Purpose
To identify ultrasonic and clinicopathological features associated with high axillary lymph node (ALN) burden ( > 2 metastatic ALNs) and develop a nomogram for preoperatively predicting ALN burden in patients with early-stage breast cancer.
Methods
In this retrospectively study, a total of 575 women with clinical T1-2N0 breast cancer confirmed by histopathology were included from January 2021 to June 2023. Patients were randomly divided into a training set (n = 403) and a validation set (n = 172). According to the pathological results of the axilla, patients were divided into low burden group and high burden group. Univariate and multivariate logistic regression analysis were performed to determine the risk factors and develop the nomogram. The performance of the nomogram was assessed by receiver operating characteristic (ROC) curves, the calibration curves and decision curve analysis in the training and validation sets.
Results
In the training and validation sets, 10.4% (42/403) and 10.5% (18/172) of patients showed high burden, respectively. Univariate and multivariate analysis indicated that the distance from the nipple (P = 0.007), cortical thickness (P < 0.001), number of abnormal LNs on ultrasound (P = 0.001) were independent predictors of ALN burden.
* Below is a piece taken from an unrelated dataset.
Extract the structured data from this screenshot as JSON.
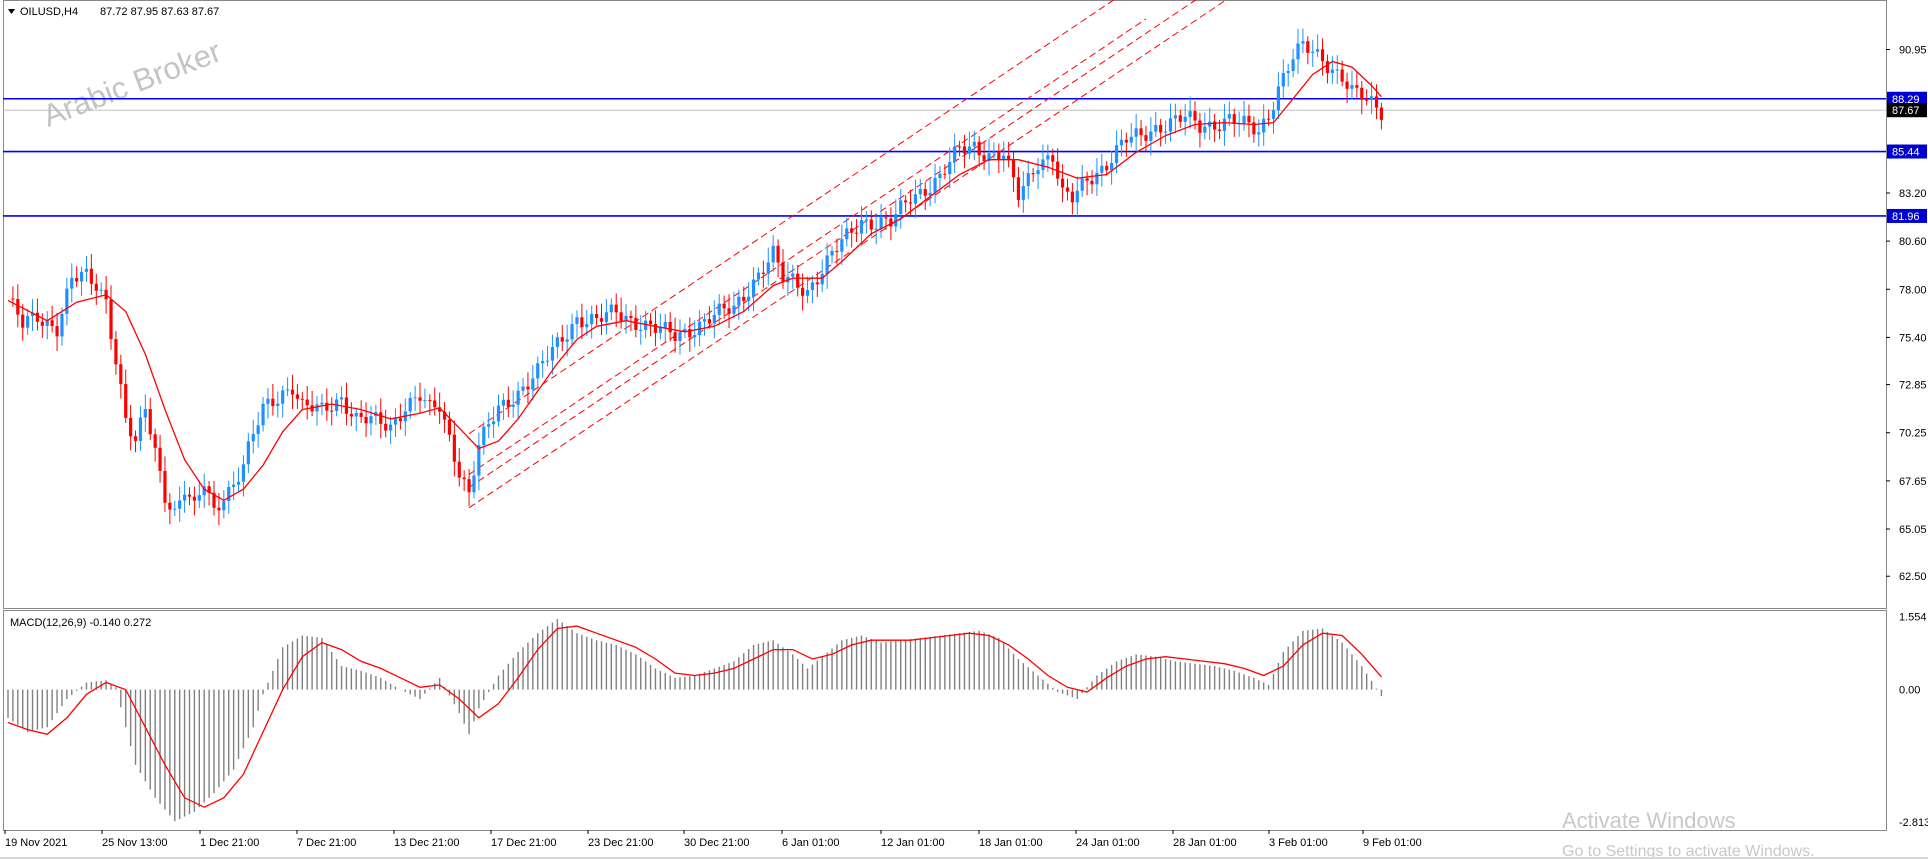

The nomogram showed good discrimination with AUC values of 0.878 and 0.837 in the training and validation sets, respectively. The calibration curves demonstrated good agreement between predictions of nomogram and pathologic results. And the clinical net benefit was ideal based on decision curves analysis.
Conclusion
The nomogram developed in this study has good performance for non-invasively predicting ALN burden in early-stage breast cancer and might provide reference for clinical treatment decision-making.